Der Politikwisschenschaftler Hajo Funke sagte der "Passauer Freien Presse": "Das war ein eiskalter Mord an einem deutschen Spitzenpolitiker. Er erinnert sehr stark an den Mord an Halit Yozgat im Jahr 2006 in Kassel, der der rechtsextremen NSU zugeordnet wird." Sowohl in Kassel als auch in Dortmund gebe es ein dichtes und gewaltbereites neonazistisches Netzwerk. Diese seien auch miteinander verbunden. "Das sind hochgefährliche Netzwerke", so Funke. "Die Bundesanwaltschaft ist inzwischen gut aufgestellt in diesem Bereich und hat Einblicke, die wir nicht haben."

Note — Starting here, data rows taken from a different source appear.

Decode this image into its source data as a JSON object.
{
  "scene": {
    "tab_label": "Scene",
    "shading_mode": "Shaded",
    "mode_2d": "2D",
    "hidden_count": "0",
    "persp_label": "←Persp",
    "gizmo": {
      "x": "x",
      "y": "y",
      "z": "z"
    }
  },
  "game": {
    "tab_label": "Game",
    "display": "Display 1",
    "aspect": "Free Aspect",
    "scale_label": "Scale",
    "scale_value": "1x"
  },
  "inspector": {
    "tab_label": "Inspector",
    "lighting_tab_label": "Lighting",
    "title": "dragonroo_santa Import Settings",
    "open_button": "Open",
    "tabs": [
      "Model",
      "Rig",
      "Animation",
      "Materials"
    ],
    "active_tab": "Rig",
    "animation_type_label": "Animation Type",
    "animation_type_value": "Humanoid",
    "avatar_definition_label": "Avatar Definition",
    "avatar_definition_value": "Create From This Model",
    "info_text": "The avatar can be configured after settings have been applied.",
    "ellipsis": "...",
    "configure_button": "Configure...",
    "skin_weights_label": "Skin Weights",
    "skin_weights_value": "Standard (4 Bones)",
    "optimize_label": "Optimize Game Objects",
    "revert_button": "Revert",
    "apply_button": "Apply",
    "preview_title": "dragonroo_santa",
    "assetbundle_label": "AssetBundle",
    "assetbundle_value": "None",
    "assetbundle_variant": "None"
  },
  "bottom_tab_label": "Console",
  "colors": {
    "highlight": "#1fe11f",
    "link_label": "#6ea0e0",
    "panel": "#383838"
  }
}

Vor über zwei Wochen war der Kasseler Regierungspräsident Walter Lübcke (CDU) auf der Terrasse seines Hauses bei Kassel durch einen Kopfschuss getötet worden. Seit Sonntag sitzt der 45-jährige Stephan E. unter Mordverdacht in Untersuchungshaft. Die Generalbundesanwaltschaft sieht einen rechtsextremistischen Hintergrund der Tat und hat die Ermittlungen übernommen.